À época um líder estudantil militante da esquerda, Paulo Figueiredo foi um dos muitos que caíram nas mãos do regime militar em 1964. Poucos dias após o golpe de 31 de março daquele ano, ele foi detido e preso em Manaus. “Fui levado à então chefatura de Polícia, na rua Marechal Deodoro, e submetido a repetidos interrogatórios”, recorda ele, que ficou confinado por três semanas.

Cinquenta anos mais tarde, o advogado e jornalista rememora este e outros episódios do período fatídico no Estado, no livro “O golpe militar no Amazonas – Crônicas e relatos”. O lançamento da obra será hoje, às 19h, no Espaço Thiago de Mello da Livraria Saraiva, com sessão de autógrafos. O evento é aberto ao público.

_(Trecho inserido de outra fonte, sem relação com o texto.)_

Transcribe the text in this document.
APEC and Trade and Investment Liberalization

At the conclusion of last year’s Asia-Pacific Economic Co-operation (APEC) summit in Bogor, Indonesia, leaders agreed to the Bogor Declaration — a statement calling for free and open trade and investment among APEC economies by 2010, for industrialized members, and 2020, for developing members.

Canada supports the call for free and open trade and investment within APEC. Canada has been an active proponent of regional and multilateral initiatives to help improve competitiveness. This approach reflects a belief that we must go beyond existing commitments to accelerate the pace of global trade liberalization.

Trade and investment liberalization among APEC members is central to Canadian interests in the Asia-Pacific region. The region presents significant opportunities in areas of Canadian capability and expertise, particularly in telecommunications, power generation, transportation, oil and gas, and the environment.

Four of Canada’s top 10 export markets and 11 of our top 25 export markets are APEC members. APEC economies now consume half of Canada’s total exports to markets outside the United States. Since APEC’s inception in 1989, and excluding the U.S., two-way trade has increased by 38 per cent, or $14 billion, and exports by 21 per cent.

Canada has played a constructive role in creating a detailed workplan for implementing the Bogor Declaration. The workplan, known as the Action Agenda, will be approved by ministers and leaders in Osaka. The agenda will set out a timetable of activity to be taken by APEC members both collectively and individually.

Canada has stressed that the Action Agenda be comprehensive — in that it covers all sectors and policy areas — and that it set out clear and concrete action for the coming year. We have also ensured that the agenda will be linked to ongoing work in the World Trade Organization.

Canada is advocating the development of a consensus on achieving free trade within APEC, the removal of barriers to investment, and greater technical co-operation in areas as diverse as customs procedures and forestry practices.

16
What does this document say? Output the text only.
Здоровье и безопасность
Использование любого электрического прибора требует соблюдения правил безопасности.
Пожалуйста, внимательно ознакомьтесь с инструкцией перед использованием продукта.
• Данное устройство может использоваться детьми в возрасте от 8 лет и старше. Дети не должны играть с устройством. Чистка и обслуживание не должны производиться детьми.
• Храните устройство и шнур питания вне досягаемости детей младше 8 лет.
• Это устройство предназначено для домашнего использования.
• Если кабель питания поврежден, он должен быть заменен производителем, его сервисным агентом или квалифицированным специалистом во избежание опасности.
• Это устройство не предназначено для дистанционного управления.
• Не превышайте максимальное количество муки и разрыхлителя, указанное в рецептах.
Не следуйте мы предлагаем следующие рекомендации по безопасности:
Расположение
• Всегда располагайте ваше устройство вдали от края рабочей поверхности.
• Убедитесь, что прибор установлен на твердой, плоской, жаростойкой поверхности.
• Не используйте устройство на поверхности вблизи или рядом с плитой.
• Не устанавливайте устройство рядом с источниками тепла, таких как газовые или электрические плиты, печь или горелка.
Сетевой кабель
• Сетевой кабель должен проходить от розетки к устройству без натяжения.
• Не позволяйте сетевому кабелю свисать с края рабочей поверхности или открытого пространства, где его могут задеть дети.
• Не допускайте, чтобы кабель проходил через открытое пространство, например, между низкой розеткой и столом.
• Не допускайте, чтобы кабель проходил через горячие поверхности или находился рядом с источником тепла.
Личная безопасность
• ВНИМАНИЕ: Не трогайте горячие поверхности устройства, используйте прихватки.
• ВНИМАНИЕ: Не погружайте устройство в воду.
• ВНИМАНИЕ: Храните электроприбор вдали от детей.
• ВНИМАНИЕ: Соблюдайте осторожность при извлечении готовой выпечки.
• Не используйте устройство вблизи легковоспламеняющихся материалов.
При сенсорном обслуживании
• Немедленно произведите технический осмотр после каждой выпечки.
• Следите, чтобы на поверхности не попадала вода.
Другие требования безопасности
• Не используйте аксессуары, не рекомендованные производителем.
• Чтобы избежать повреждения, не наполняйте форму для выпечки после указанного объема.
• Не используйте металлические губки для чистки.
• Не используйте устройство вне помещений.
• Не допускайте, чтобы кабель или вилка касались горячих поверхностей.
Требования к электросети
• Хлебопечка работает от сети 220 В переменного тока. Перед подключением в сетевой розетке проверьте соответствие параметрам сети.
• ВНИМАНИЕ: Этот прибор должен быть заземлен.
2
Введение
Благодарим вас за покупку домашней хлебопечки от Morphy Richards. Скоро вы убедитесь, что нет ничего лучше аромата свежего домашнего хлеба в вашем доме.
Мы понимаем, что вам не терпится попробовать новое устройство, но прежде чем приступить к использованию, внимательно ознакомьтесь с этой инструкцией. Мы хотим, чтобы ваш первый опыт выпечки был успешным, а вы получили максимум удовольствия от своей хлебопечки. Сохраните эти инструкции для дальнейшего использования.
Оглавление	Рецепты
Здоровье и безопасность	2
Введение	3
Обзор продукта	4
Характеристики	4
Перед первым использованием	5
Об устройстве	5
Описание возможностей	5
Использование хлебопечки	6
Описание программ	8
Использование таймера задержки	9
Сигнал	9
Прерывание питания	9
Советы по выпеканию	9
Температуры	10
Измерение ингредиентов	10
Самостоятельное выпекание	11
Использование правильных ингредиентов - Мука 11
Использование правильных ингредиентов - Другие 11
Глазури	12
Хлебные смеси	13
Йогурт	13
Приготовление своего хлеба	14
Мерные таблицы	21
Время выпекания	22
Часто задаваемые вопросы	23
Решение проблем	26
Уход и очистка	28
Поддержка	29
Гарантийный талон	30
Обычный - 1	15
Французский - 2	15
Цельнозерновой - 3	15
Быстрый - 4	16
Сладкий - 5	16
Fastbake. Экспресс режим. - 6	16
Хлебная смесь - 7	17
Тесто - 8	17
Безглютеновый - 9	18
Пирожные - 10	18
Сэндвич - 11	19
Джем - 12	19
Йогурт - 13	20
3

Em seu livro, como indica o subtítulo, Figueiredo reúne crônicas e relatos que fazem um balanço dos ocorridos nos Anos de Chumbo no Estado. Os textos, alguns já publicados pelo autor no jornal “Diário do Amazonas”, recordam cassações de parlamentares e prisões de políticos, líderes sindicais, operários, religiosos e intelectuais amazonenses. A lista traz, entre outros, nomes como o ex-prefeito, Amazonino Mendes – que assina a apresentação do livro –; o ex-deputado estadual Arlindo Porto; o padre e escritor, Luiz Ruas, integrante do Clube da Madrugada.

Houve ainda um assassinato e um desaparecimento, lembra Figueiredo: “No Amazonas não se teve tortura física, mas lá fora houve o caso de Antogildo Pascoal Viana, que dirigiu o Sindicato dos Estivadores do Estado, preso e morto no Rio de Janeiro. E um grande amigo, Thomaz Meirelles Neto, assassinado no Rio e hoje um desaparecido político. Foram os dois amazonenses mortos pela ditadura”.

Violência e absurdo

Apesar de ter escapado à violência física, o Amazonas não fugiu à violência psicológica e aos absurdos do regime. Figueiredo sofreu pressão e ameaças durante os interrogatórios na cadeia. Um assunto que sempre vinha à tona, ele recorda, era o do Comitê de Resistência do Norte, nada menos que uma ficção criada por um rapaz chamado Ernesto Pinho Filho. “Ele tirou isso da cabeça dele, publicou num manifesto e os militares depois o pegaram”, conta o escritor. “Concluíram que havia um movimento coordenado na Amazônia contra os militares”.

“O golpe militar no Amazonas” foi fruto de quatro meses de pesquisa de Figueiredo, e de conversas do autor com personagens que vivenciaram aqui o triste período da História do Brasil. O livro, diz Figueiredo, não tem “pretensão de esgotar o tema”, mas de contribuir para o conhecimento sobre o tema e estimular novas pesquisas.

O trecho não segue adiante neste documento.